Every agency and freelancer knows the bottleneck: the project's ready to start, but you're still waiting on the client's logo, brand colors, copy, photos, and login details. The kickoff call went great — then the assets trickle in over three weeks across email, Slack, and a shared Drive nobody can find, half of them named final_logo.png and final_logo2.png.
It doesn't have to work that way. Here's a repeatable process for collecting client files cleanly — what to ask for, how to make it effortless for the client, and how to track every item so onboarding doesn't stall before the work even begins.
Before you send a single request, decide your full list. Asking for everything once beats five follow-up emails. A typical client onboarding needs:
Pin down the exact specs up front (formats, dimensions, which version of the logo). Vague asks are the #1 cause of wrong files and back-and-forth.
List each item the client must submit and the exact requirement next to it ("Logo — vector SVG or EPS preferred, plus transparent PNG"). This becomes the single source of truth you'll track against. Group items by phase if needed — brand assets early (to start design) and copy/content later (as pages take shape).
Don't collect across email, Slack, and a shared Drive folder. The client should get a single private link where they submit everything in one place — so files arrive labeled and organized, not scattered as attachments named IMG_4471.jpg. Avoid tools that force the client to create an account; every extra login step costs you completion and makes you look harder to work with.
The painful part of onboarding isn't receiving files — it's knowing what's still outstanding. Use a view that shows each item as outstanding / submitted / approved, so you can chase only what's actually missing instead of sending the client another "just checking in" email.
When a file comes in wrong (low-res logo, raster instead of vector, the wrong copy doc), you need a clean way to say "can you resend this" without it getting lost in a thread. Approve good submissions, request a new version where needed, and mark the final version explicitly — so you don't end up working from copy_v3_realfinal.docx.
Once everything's in, export a single organized folder with files auto-named by client and item (acme_logo.svg, acme_brand-guide.pdf). That folder is what drops straight into your project workspace — no manual renaming, no "which logo was the final one?"
You can run all five steps manually with a spreadsheet plus a Drive or Dropbox folder — but you'll do the tracking, renaming, and chasing yourself. A purpose-built collection tool like Draftpile does steps 2–5 for you:
Draftpile is free for 3 rooms; Pro is $19/mo or $190/yr for custom branding and unlimited rooms. See the Draftpile for agencies page for the full walkthrough, or how it compares to a plain transfer tool in Draftpile vs WeTransfer.
Collect every client's logo, brand assets, and copy in one room.Give the client one private link, see what's still outstanding at a glance, and export a clean named folder straight into your project. Free for 3 rooms — no account required.

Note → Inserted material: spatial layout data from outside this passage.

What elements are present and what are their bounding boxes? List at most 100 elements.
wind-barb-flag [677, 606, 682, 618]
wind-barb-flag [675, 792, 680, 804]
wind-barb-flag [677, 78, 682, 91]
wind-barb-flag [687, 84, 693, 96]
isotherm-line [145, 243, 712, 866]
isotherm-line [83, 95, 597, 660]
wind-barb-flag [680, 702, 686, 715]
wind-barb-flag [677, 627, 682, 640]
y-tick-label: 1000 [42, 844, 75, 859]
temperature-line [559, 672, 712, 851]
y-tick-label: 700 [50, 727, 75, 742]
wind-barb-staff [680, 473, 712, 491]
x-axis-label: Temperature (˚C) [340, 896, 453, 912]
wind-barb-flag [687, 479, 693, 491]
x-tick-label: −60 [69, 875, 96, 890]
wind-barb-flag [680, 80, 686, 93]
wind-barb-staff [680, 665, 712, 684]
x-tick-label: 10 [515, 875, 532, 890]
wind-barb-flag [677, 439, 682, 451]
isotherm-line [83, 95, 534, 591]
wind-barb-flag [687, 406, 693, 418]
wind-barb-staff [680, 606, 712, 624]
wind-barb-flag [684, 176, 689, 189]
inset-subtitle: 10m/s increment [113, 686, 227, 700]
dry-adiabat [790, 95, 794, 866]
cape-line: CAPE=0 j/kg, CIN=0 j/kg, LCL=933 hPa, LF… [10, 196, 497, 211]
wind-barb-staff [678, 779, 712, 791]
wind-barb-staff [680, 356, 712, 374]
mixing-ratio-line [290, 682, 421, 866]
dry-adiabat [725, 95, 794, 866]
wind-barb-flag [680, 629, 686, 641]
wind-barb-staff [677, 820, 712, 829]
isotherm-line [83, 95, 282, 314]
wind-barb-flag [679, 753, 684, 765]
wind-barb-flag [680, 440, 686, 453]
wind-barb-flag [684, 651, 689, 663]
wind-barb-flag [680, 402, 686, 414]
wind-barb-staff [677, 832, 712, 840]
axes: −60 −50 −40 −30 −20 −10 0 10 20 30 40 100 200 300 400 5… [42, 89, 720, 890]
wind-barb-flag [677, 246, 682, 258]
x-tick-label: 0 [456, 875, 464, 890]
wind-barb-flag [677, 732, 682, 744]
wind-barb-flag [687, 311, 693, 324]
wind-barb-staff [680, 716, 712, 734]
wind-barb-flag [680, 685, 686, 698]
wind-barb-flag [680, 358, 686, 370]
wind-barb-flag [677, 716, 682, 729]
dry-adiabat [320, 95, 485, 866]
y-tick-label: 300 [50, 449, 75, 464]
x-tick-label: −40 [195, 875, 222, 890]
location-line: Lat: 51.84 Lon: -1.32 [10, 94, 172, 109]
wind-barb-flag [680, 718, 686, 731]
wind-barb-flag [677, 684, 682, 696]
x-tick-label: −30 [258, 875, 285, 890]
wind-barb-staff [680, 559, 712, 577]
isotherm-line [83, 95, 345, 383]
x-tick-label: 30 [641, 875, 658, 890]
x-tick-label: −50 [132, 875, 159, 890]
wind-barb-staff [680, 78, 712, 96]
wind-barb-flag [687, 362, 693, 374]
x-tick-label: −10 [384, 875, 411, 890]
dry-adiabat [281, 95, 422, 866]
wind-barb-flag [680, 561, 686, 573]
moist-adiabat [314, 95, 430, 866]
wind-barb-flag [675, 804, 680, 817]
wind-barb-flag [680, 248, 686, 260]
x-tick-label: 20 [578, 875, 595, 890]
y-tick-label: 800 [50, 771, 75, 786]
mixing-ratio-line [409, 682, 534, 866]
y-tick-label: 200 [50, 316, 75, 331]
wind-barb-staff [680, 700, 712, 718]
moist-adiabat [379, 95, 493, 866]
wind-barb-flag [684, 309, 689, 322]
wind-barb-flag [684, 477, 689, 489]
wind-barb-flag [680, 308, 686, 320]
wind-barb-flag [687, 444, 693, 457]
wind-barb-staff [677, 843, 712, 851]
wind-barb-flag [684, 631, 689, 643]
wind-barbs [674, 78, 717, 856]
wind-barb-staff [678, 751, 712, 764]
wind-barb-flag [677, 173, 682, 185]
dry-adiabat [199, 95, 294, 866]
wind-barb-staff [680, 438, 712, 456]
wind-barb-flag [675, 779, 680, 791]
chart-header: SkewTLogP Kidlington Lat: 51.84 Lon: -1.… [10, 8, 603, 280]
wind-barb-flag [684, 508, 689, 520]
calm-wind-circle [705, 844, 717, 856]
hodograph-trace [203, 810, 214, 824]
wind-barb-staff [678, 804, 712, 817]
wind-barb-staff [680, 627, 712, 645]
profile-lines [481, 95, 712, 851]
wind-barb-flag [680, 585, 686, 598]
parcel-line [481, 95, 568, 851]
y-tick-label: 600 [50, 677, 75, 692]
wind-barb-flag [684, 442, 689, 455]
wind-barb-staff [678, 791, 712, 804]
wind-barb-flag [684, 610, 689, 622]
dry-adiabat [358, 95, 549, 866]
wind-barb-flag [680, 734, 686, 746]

Send the client one request listing exactly what you need (logo formats, brand colors, copy, photos) with a clear deadline, and collect through a single private upload link instead of email attachments and shared folders. A purpose-built tool like Draftpile gives each client their own link, tracks which items are still outstanding, and exports a clean named folder — so you're not digging through inboxes or renaming files.
Most projects need logo files (vector plus transparent PNG), brand colors and fonts, photos and imagery, written copy and content, key documents like contracts and briefs, access details for domain/hosting/analytics, and any reference material. Specify exact formats and dimensions up front to avoid wrong files and re-dos.
Ask for everything in one upfront request, group items by phase (brand assets early so you can start, copy later as pages take shape), and use a tool that shows per-item status so you can send reminders only for what's actually missing — not another vague "checking in" email.
Yes — choose a tool that allows link-based uploads without sign-in. Draftpile, Dropbox File Requests, and Jotform let clients upload via a link with no account. Avoid Google Forms file uploads and shared Google Drive folders for this, since both require the client to have a Google account, which adds friction during onboarding.
Collect each client's items under one labeled link, mark the final version of each file, and export a single folder with files auto-named by client and item (e.g. acme_logo.svg). That gives you one clean handoff into your project workspace instead of a pile of IMG_xxxx attachments spread across email and Slack.
Project tools like Asana, Trello, or a full client portal manage tasks, timelines, and communication. This guide covers file and asset collection — gathering the logos, copy, and documents you need to actually do the work. Many agencies run projects in a PM tool and use a dedicated collection tool for the onboarding asset handoff, since portals rarely track per-file status or export a clean named folder.